A version of the mixed volume taking values in Z/2Z, Alexandr Esterov I will introduce a version of the mixed volume of lattice polytopes taking values in Z/2Z (very differently from the usual mixed volume modulo 2). It comes from arithmetic geometry, is constructed using tropical techniques, and appears in real algebraic geometry whenever the usual mixed volume appears over the complex numbers. For instance, it governs the parity of roots with the negative first coordinate for generic real sparse systems of equations (while the total number of roots is governed by the usual mixed volume) and defines the signs of the leading coefficients of sparse resultants.

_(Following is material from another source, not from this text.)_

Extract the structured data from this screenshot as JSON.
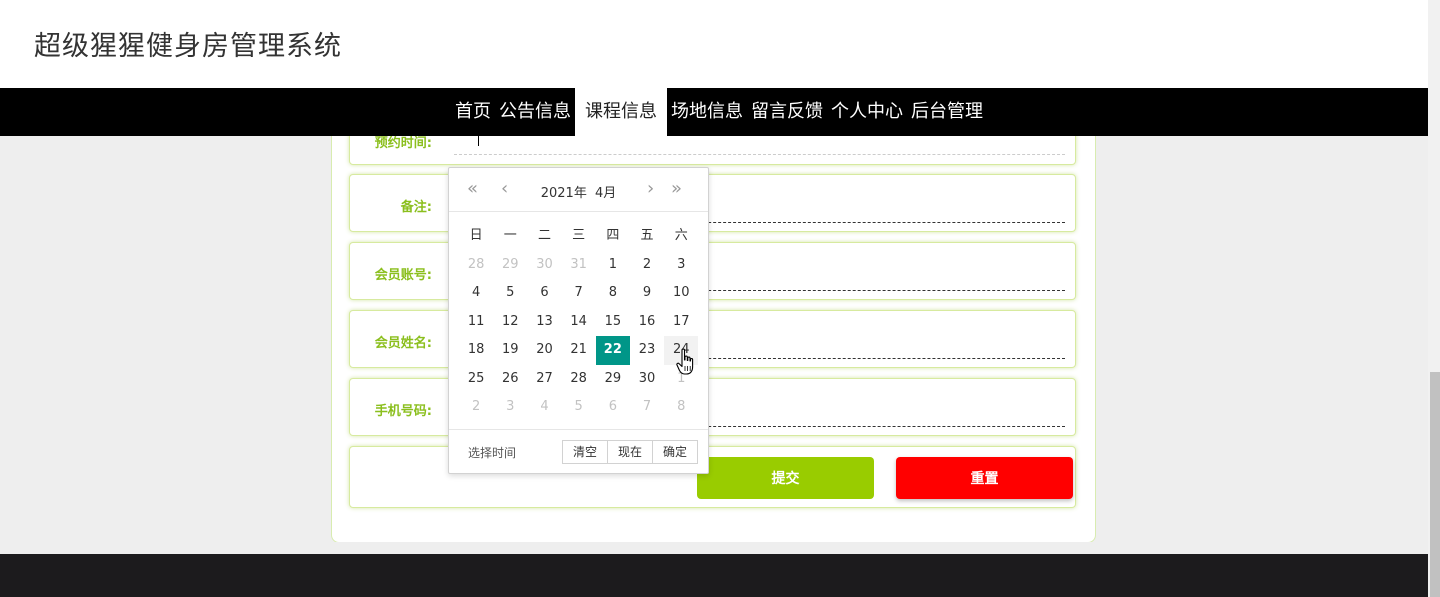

Enumerative geometry and the quantum torus. Michael Polyak A number of classical enumerative problems can be easily solved by methods of tropical geometry. Tropical curves are planar metric graphs with certain requirements of balancing, rationality of slopes and integrality. We consider a generalization of tropical curves, removing requirements of rationality of slopes and integrality. One of the classical enumerative problems is that of counting of (either complex or real) rational curves through a collection of points in a toric variety. We explain this counting procedure as a construction of some simple top-dimensional cycles on certain moduli of (pseudo)tropical curves. Cycles on these moduli turn out to be closely related to maps of spheres and associative and Lie algebras. In particular, counting of both complex and real curves is related to the quantum torus algebra. More complicated counting invariants (the so-called Gromov-Witten descendants) are similarly related to the super-Lie structure on the quantum torus.

Viro's writhe and Ulrich sheaves. Mario Kummer Viro's writhe is an invariant of rigid isotopy for real algebraic curves in projective three-space. We show that it agrees with the topological degree of a natural map from a certain projective bundle over the second symmetric product of the curve to projective three-space. This map admits a relative Ulrich line bundle. The space of global sections of this line bundle carries a symmetric bilinear form in a natural way. The signature of this bilinear form again agrees with Viro's writhe. This is a joint work in progress with Daniele Agostini.

Tropical hypersurfaces with mild singularities in sandpile models. Nikita Kalinin A small perturbation of the maximal stable state in sandpile models on big subsets of the standard grid exhibits tropical curves. A proof of the planar case uses certain dynamics on tropical curves, while curves appearing in this dynamic are smooth or nodal. A direct generalisation of the problem for higher dimensions leads to tropical hypersurfaces which have only mild singularities. This means that the dual lattice polyhedron for each face (of any dimension) of such a hypersurface contains no lattice points except vertices. I explain the motivation from sandpiles and give an overview of the aforementioned dynamics.

800 conics on a smooth quartic surface. Alex Degtyarev I will discuss the recent progress concerning the problem on the maximal number of smooth rational curves of a fixed degree (most notably, conics) on polarized K3-surfaces. The most intriguing open question concerns conics on quartics. I will explain several constructions of the current champion, one with 800 conics, and try to substantiate the conjecture that 800 is indeed the maximum.

A tropical version of jacobian conjecture. Dima Grigoriev We prove that, for a tropical rational map if for any point the convex hull of Jacobian matrices at smooth points in a neighborhood of the point does not contain singular matrices then the map is an isomorphism. We also show that a tropical polynomial map on the plane is an isomorphism if all the Jacobians have the same sign (positive or negative). In addition, for a tropical rational map we prove that if the Jacobians have the same sign and if its preimage is a singleton at least at one regular point then the map is an isomorphism.

Real loci of generic complex varieties. Oleg Viro The set of real points of a generic non-real complex algebraic variety is a real algebraic variety of special type. It is co-oriented in the real part of the ambient variety, realize there an integer cohomology class and has integer intersection and linking numbers with oriented submanifolds (even if the real part of the ambient space is not orientable). If the codimension of the original complex variety is one, the intersection is a base for a real pencil of hypersurfaces.